Monday, May. 13, 1957
Pieces of the Sky
For the first time, U.S. officials admitted to "guarded optimism" over the possibility of reaching nuclear agreement with the Russians. That there was cause for any optimism at all was surprising.
When President Eisenhower two years ago first proposed "open skies" over Europe and the U.S. so that each great power could keep aerial watch against surprise attack from the other, Pravda denounced the idea as "spying," and Premier Bulganin tried to laugh it down as daft. Since then, the ratio of missile threat has turned against Moscow. The U.S., with NATO and other partners bordering close, can sight in with shorter-range missiles on the Soviet Union while the U.S. still lies beyond the reach of any but intercontinental missiles. Last week, in their first major move of the 1957 London U.N. Subcommittee on Disarmament talks, the Russians put forward a package that appeared to feature partial acceptance of the Eisenhower open-skies idea.
"Approximately Equal." The U.S. gave the Russians the opening for their move earlier this year by intimating that it would settle for one piece of sky at a time. Harold E. Stassen, the President's Disarmament Adviser, informally suggested to Russia's representative, Valerian Zorin, that the powers might begin by trying out aerial inspection in 1) a patch of Europe between Amsterdam and Leningrad, and 2) a North Pacific zone including most of Alaska and a small piece of Siberia. Last week Zorin formally proposed a larger European area, centered farther west so as to include southeast Britain, all France and Germany, all of the satellites--but practically none of Russia itself. On the other side of the world the Russians offered to open up all of Siberia east of but not including the Lake Baikal atomic test area, in return for an unlimited look at "approximately equal" U.S. territories--Alaska and all of the U.S. west of the Mississippi.
Such brazen balancing of vast tracts of Siberian snow against much more densely populated and industrially important areas of the U.S. was promptly pronounced "outrageous" in the Pentagon. There were other items in the Soviet package that proposed even more one-sided disarmament of the West: a reduction in forces that would leave the U.S. with too few men to keep up its NATO commitments, and a scheme for setting up ground control posts that would bring every part of Europe and the U.S. under surveillance--except the Russian heartland.

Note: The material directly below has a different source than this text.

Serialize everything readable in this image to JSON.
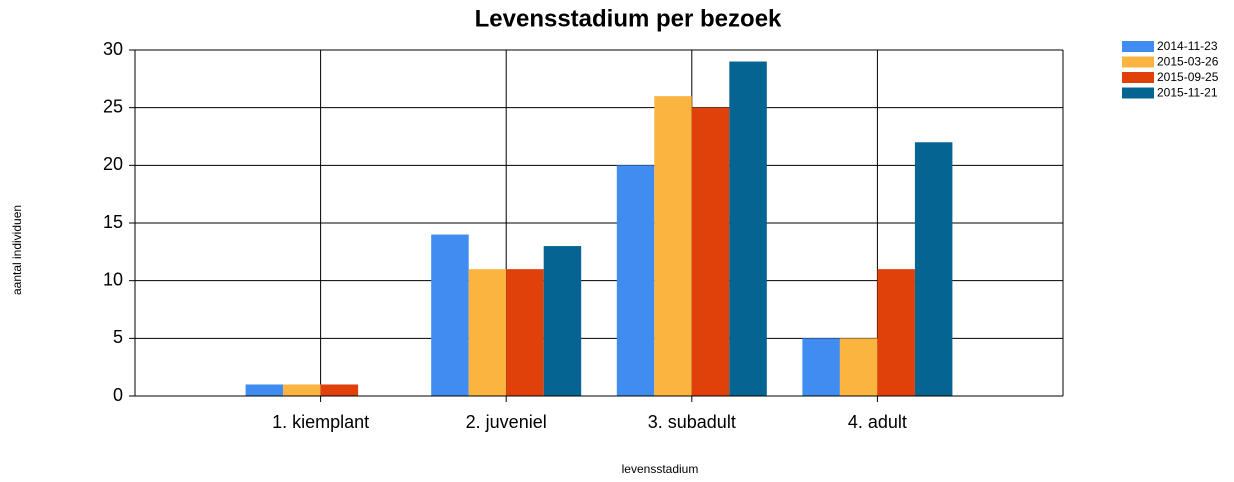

Have a Hard Look. Nonetheless. U.S. diplomats noted that the Russians were talking in serious detail, omitting sweeping demands and forgoing familiar propaganda tactics. The Russians even handed their proposals to the U.S. delegation for study five days in advance of their publication. The State Department promised to "have a hard look at them." Were the Soviets now thinking more about keeping an eye on possible missile and bomber take-off points than about gathering information on bomber targets in the U.S.? If so, the U.S. delegation in London was prepared to negotiate seriously about geographical limits.
What were the Russians up to? In a series of blustering notes, they had just warned one NATO partner after another that they would make cemeteries of their countries in case of war. Their propaganda around the world was just as relentlessly condemnatory of the U.S. as ever, just as persistent in talking large and loosely about abolishing nuclear weapons. Only inside the Bath stone solemnity of London's Lancaster House were they talking with some precision on the subject. One possibility, though not probability, is that the Russians mean business. But there are other possibilities. They may be interested simply in testing out the subject, to see whether it has more advantages to them than disadvantages. Or finally, they may have no serious intentions at all about nuclear disarmament but only seek profit from negotiating with the Western powers as one more way of regaining the social acceptability before the world that they lost in Budapest.